2005-11-11

chicken Chicken Little

Chicken Little is a classic story. Last year I predicted a 200M gross for Disney's animated version.

The movie is out. Now it looks like the pros were right and I was wrong1. The movie will be no Shrek (it has managed to cross the road).

The studio has crassly reversed the meaning. In the original the foxes of the world take advantage of naive conspiracy-theorists hens but, thank God, are themselves controlled by noble hunters.

One would have thought that would be a sufficiently authoritarian fable for Disney.

But no. Now the sexless hen turns out to have been right - The sky is falling. The studio has its young hero finding a little square blue piece of sky and then, after everyone ignores this warning ... dangerous aliens land.

Far from their Chicken Little being a welcome diversion from these paranoid times, the company made it as part of these times. They have made a War of the Worlds for kids2. And so far they are not making the money they expected3.

*

I am particularly offended by Disney's linkage of the sky itself with danger.

I have a work in progress on the how people experience the sky & the horizon (update: here). The gist here would be that our planet's canopy has been for millions of years an invaluable force for healing. Thus any company believing in family values (as Disney fancies itself) would never introduce a childrens' story with such a sky (a sky introjected with devilry, signifying danger).

What's next from the staggering and manic-compulsive industry dinosour? A kids movie where milk & cookies everwhere are poisoned but a clever band of youngsters manage to save the city after only some die a painful, puking death?4


  1. I did not know Disney was making the movie all by itself (with no help from Dreamworks or Pixar). These days the company has as much chance of solo marshalling sufficient creative juices for a crossover kids CGI blockbuster as Quentin Tarantino has of making an impact on the culture without a torture scene. You are who you are (almost always).

  2. That Tom Cruise vehicle was probably in overlapping production, and the suits may have been afraid to compete. They may not have wanted to aim at children what amounted to an expansion of fear, but that was their market so what else could they do?

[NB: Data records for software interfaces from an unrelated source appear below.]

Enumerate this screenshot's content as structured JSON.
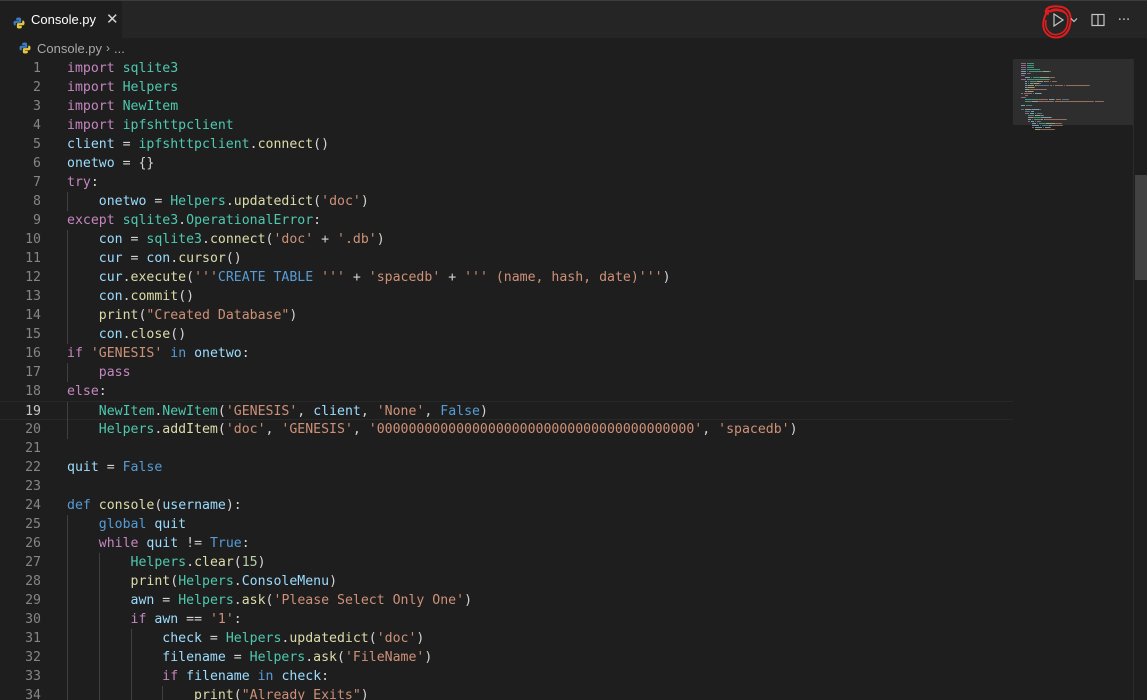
{
  "tab": {
    "label": "Console.py",
    "close": "✕"
  },
  "breadcrumb": {
    "file": "Console.py",
    "separator": "›",
    "more": "..."
  },
  "toolbar": {
    "run_icon": "play-icon",
    "dropdown_icon": "chevron-down-icon",
    "split_icon": "split-editor-icon",
    "more_label": "···"
  },
  "active_line": 19,
  "lines": [
    {
      "n": "1",
      "indent": 0,
      "t": [
        [
          "k",
          "import"
        ],
        [
          "p",
          " "
        ],
        [
          "m",
          "sqlite3"
        ]
      ]
    },
    {
      "n": "2",
      "indent": 0,
      "t": [
        [
          "k",
          "import"
        ],
        [
          "p",
          " "
        ],
        [
          "m",
          "Helpers"
        ]
      ]
    },
    {
      "n": "3",
      "indent": 0,
      "t": [
        [
          "k",
          "import"
        ],
        [
          "p",
          " "
        ],
        [
          "m",
          "NewItem"
        ]
      ]
    },
    {
      "n": "4",
      "indent": 0,
      "t": [
        [
          "k",
          "import"
        ],
        [
          "p",
          " "
        ],
        [
          "m",
          "ipfshttpclient"
        ]
      ]
    },
    {
      "n": "5",
      "indent": 0,
      "t": [
        [
          "v",
          "client"
        ],
        [
          "p",
          " = "
        ],
        [
          "m",
          "ipfshttpclient"
        ],
        [
          "p",
          "."
        ],
        [
          "f",
          "connect"
        ],
        [
          "p",
          "()"
        ]
      ]
    },
    {
      "n": "6",
      "indent": 0,
      "t": [
        [
          "v",
          "onetwo"
        ],
        [
          "p",
          " = {}"
        ]
      ]
    },
    {
      "n": "7",
      "indent": 0,
      "t": [
        [
          "k",
          "try"
        ],
        [
          "p",
          ":"
        ]
      ]
    },
    {
      "n": "8",
      "indent": 1,
      "t": [
        [
          "p",
          "    "
        ],
        [
          "v",
          "onetwo"
        ],
        [
          "p",
          " = "
        ],
        [
          "m",
          "Helpers"
        ],
        [
          "p",
          "."
        ],
        [
          "f",
          "updatedict"
        ],
        [
          "p",
          "("
        ],
        [
          "s",
          "'doc'"
        ],
        [
          "p",
          ")"
        ]
      ]
    },
    {
      "n": "9",
      "indent": 0,
      "t": [
        [
          "k",
          "except"
        ],
        [
          "p",
          " "
        ],
        [
          "m",
          "sqlite3"
        ],
        [
          "p",
          "."
        ],
        [
          "m",
          "OperationalError"
        ],
        [
          "p",
          ":"
        ]
      ]
    },
    {
      "n": "10",
      "indent": 1,
      "t": [
        [
          "p",
          "    "
        ],
        [
          "v",
          "con"
        ],
        [
          "p",
          " = "
        ],
        [
          "m",
          "sqlite3"
        ],
        [
          "p",
          "."
        ],
        [
          "f",
          "connect"
        ],
        [
          "p",
          "("
        ],
        [
          "s",
          "'doc'"
        ],
        [
          "p",
          " + "
        ],
        [
          "s",
          "'.db'"
        ],
        [
          "p",
          ")"
        ]
      ]
    },
    {
      "n": "11",
      "indent": 1,
      "t": [
        [
          "p",
          "    "
        ],
        [
          "v",
          "cur"
        ],
        [
          "p",
          " = "
        ],
        [
          "v",
          "con"
        ],
        [
          "p",
          "."
        ],
        [
          "f",
          "cursor"
        ],
        [
          "p",
          "()"
        ]
      ]
    },
    {
      "n": "12",
      "indent": 1,
      "t": [
        [
          "p",
          "    "
        ],
        [
          "v",
          "cur"
        ],
        [
          "p",
          "."
        ],
        [
          "f",
          "execute"
        ],
        [
          "p",
          "("
        ],
        [
          "s",
          "'''"
        ],
        [
          "kb",
          "CREATE TABLE"
        ],
        [
          "p",
          " "
        ],
        [
          "s",
          "'''"
        ],
        [
          "p",
          " + "
        ],
        [
          "s",
          "'spacedb'"
        ],
        [
          "p",
          " + "
        ],
        [
          "s",
          "''' (name, hash, date)'''"
        ],
        [
          "p",
          ")"
        ]
      ]
    },
    {
      "n": "13",
      "indent": 1,
      "t": [
        [
          "p",
          "    "
        ],
        [
          "v",
          "con"
        ],
        [
          "p",
          "."
        ],
        [
          "f",
          "commit"
        ],
        [
          "p",
          "()"
        ]
      ]
    },
    {
      "n": "14",
      "indent": 1,
      "t": [
        [
          "p",
          "    "
        ],
        [
          "f",
          "print"
        ],
        [
          "p",
          "("
        ],
        [
          "s",
          "\"Created Database\""
        ],
        [
          "p",
          ")"
        ]
      ]
    },
    {
      "n": "15",
      "indent": 1,
      "t": [
        [
          "p",
          "    "
        ],
        [
          "v",
          "con"
        ],
        [
          "p",
          "."
        ],
        [
          "f",
          "close"
        ],
        [
          "p",
          "()"
        ]
      ]
    },
    {
      "n": "16",
      "indent": 0,
      "t": [
        [
          "k",
          "if"
        ],
        [
          "p",
          " "
        ],
        [
          "s",
          "'GENESIS'"
        ],
        [
          "p",
          " "
        ],
        [
          "kb",
          "in"
        ],
        [
          "p",
          " "
        ],
        [
          "v",
          "onetwo"
        ],
        [
          "p",
          ":"
        ]
      ]
    },
    {
      "n": "17",
      "indent": 1,
      "t": [
        [
          "p",
          "    "
        ],
        [
          "k",
          "pass"
        ]
      ]
    },
    {
      "n": "18",
      "indent": 0,
      "t": [
        [
          "k",
          "else"
        ],
        [
          "p",
          ":"
        ]
      ]
    },
    {
      "n": "19",
      "indent": 1,
      "t": [
        [
          "p",
          "    "
        ],
        [
          "m",
          "NewItem"
        ],
        [
          "p",
          "."
        ],
        [
          "m",
          "NewItem"
        ],
        [
          "p",
          "("
        ],
        [
          "s",
          "'GENESIS'"
        ],
        [
          "p",
          ", "
        ],
        [
          "v",
          "client"
        ],
        [
          "p",
          ", "
        ],
        [
          "s",
          "'None'"
        ],
        [
          "p",
          ", "
        ],
        [
          "kb",
          "False"
        ],
        [
          "p",
          ")"
        ]
      ]
    },
    {
      "n": "20",
      "indent": 1,
      "t": [
        [
          "p",
          "    "
        ],
        [
          "m",
          "Helpers"
        ],
        [
          "p",
          "."
        ],
        [
          "f",
          "addItem"
        ],
        [
          "p",
          "("
        ],
        [
          "s",
          "'doc'"
        ],
        [
          "p",
          ", "
        ],
        [
          "s",
          "'GENESIS'"
        ],
        [
          "p",
          ", "
        ],
        [
          "s",
          "'0000000000000000000000000000000000000000'"
        ],
        [
          "p",
          ", "
        ],
        [
          "s",
          "'spacedb'"
        ],
        [
          "p",
          ")"
        ]
      ]
    },
    {
      "n": "21",
      "indent": 0,
      "t": []
    },
    {
      "n": "22",
      "indent": 0,
      "t": [
        [
          "v",
          "quit"
        ],
        [
          "p",
          " = "
        ],
        [
          "kb",
          "False"
        ]
      ]
    },
    {
      "n": "23",
      "indent": 0,
      "t": []
    },
    {
      "n": "24",
      "indent": 0,
      "t": [
        [
          "kb",
          "def"
        ],
        [
          "p",
          " "
        ],
        [
          "f",
          "console"
        ],
        [
          "p",
          "("
        ],
        [
          "v",
          "username"
        ],
        [
          "p",
          "):"
        ]
      ]
    },
    {
      "n": "25",
      "indent": 1,
      "t": [
        [
          "p",
          "    "
        ],
        [
          "kb",
          "global"
        ],
        [
          "p",
          " "
        ],
        [
          "v",
          "quit"
        ]
      ]
    },
    {
      "n": "26",
      "indent": 1,
      "t": [
        [
          "p",
          "    "
        ],
        [
          "k",
          "while"
        ],
        [
          "p",
          " "
        ],
        [
          "v",
          "quit"
        ],
        [
          "p",
          " != "
        ],
        [
          "kb",
          "True"
        ],
        [
          "p",
          ":"
        ]
      ]
    },
    {
      "n": "27",
      "indent": 2,
      "t": [
        [
          "p",
          "        "
        ],
        [
          "m",
          "Helpers"
        ],
        [
          "p",
          "."
        ],
        [
          "f",
          "clear"
        ],
        [
          "p",
          "("
        ],
        [
          "n",
          "15"
        ],
        [
          "p",
          ")"
        ]
      ]
    },
    {
      "n": "28",
      "indent": 2,
      "t": [
        [
          "p",
          "        "
        ],
        [
          "f",
          "print"
        ],
        [
          "p",
          "("
        ],
        [
          "m",
          "Helpers"
        ],
        [
          "p",
          "."
        ],
        [
          "v",
          "ConsoleMenu"
        ],
        [
          "p",
          ")"
        ]
      ]
    },
    {
      "n": "29",
      "indent": 2,
      "t": [
        [
          "p",
          "        "
        ],
        [
          "v",
          "awn"
        ],
        [
          "p",
          " = "
        ],
        [
          "m",
          "Helpers"
        ],
        [
          "p",
          "."
        ],
        [
          "f",
          "ask"
        ],
        [
          "p",
          "("
        ],
        [
          "s",
          "'Please Select Only One'"
        ],
        [
          "p",
          ")"
        ]
      ]
    },
    {
      "n": "30",
      "indent": 2,
      "t": [
        [
          "p",
          "        "
        ],
        [
          "k",
          "if"
        ],
        [
          "p",
          " "
        ],
        [
          "v",
          "awn"
        ],
        [
          "p",
          " == "
        ],
        [
          "s",
          "'1'"
        ],
        [
          "p",
          ":"
        ]
      ]
    },
    {
      "n": "31",
      "indent": 3,
      "t": [
        [
          "p",
          "            "
        ],
        [
          "v",
          "check"
        ],
        [
          "p",
          " = "
        ],
        [
          "m",
          "Helpers"
        ],
        [
          "p",
          "."
        ],
        [
          "f",
          "updatedict"
        ],
        [
          "p",
          "("
        ],
        [
          "s",
          "'doc'"
        ],
        [
          "p",
          ")"
        ]
      ]
    },
    {
      "n": "32",
      "indent": 3,
      "t": [
        [
          "p",
          "            "
        ],
        [
          "v",
          "filename"
        ],
        [
          "p",
          " = "
        ],
        [
          "m",
          "Helpers"
        ],
        [
          "p",
          "."
        ],
        [
          "f",
          "ask"
        ],
        [
          "p",
          "("
        ],
        [
          "s",
          "'FileName'"
        ],
        [
          "p",
          ")"
        ]
      ]
    },
    {
      "n": "33",
      "indent": 3,
      "t": [
        [
          "p",
          "            "
        ],
        [
          "k",
          "if"
        ],
        [
          "p",
          " "
        ],
        [
          "v",
          "filename"
        ],
        [
          "p",
          " "
        ],
        [
          "kb",
          "in"
        ],
        [
          "p",
          " "
        ],
        [
          "v",
          "check"
        ],
        [
          "p",
          ":"
        ]
      ]
    },
    {
      "n": "34",
      "indent": 4,
      "t": [
        [
          "p",
          "                "
        ],
        [
          "f",
          "print"
        ],
        [
          "p",
          "("
        ],
        [
          "s",
          "\"Already Exits\""
        ],
        [
          "p",
          ")"
        ]
      ]
    }
  ]
}
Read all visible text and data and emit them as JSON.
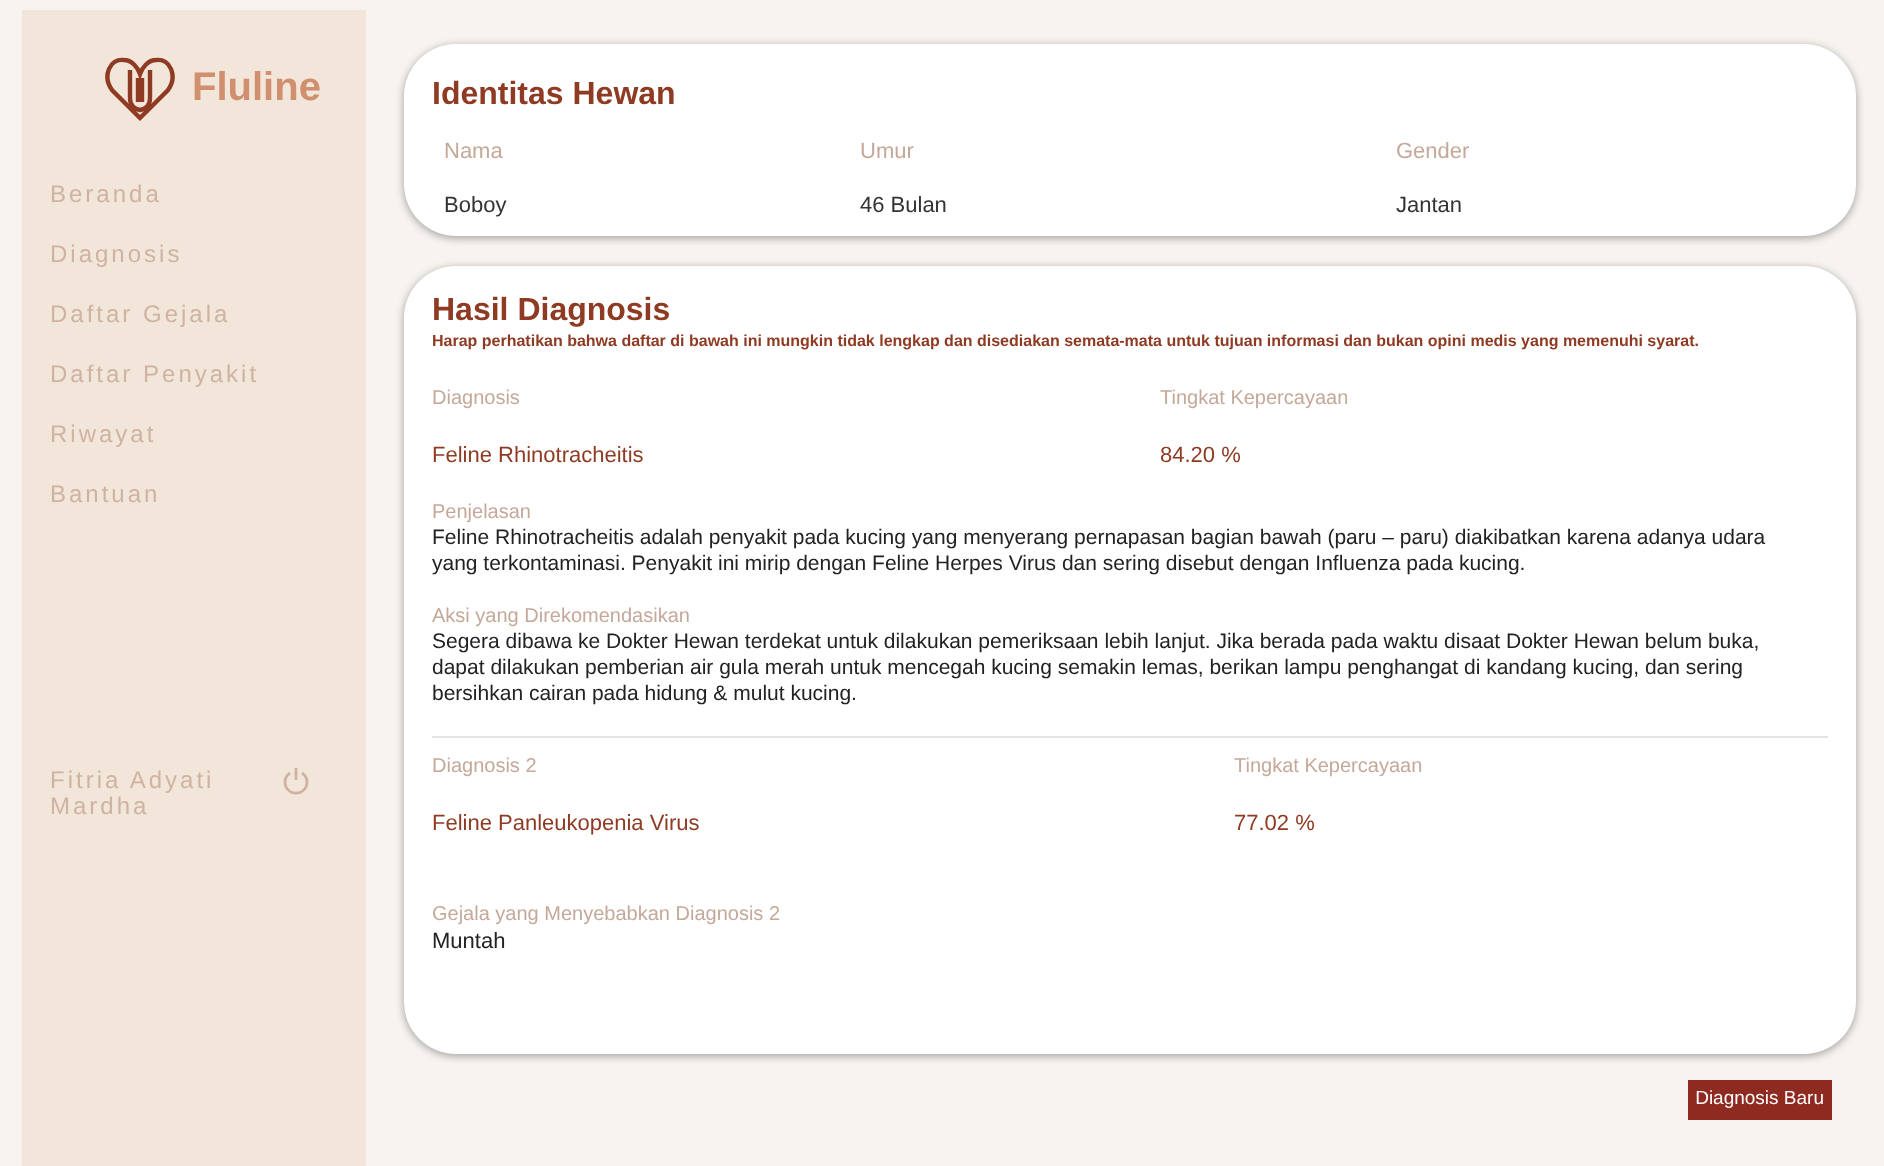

    For whatever reason, Disney chose not to add to Chicken the usual amount of adult trim jokes/verbalisms. The most cynical possibility is that they sensed most grown ups are fed up with the story of dangerous aliens landing, and expected to do better than War of the Worlds (since they had a more gullible audience).

  3. Coincidentally or not, the content is apparently awful. Steve Rhodes:
    “Our packed audience of kids and their parents was clearly not impressed. The comedy uses gags such as having Chicken Little being forced to run around in his tidy whities, much to his brief embarrassment, and showing small animals talking in mass on their cells phones. About the best that the movie can come up with is a barbell made out of two donuts and a pencil. If I ever smiled during the movie, I don't remember it.”

  4. Done in CGI, called 'Cookie Monster', with the bad guy voiced by Tom Sizemore?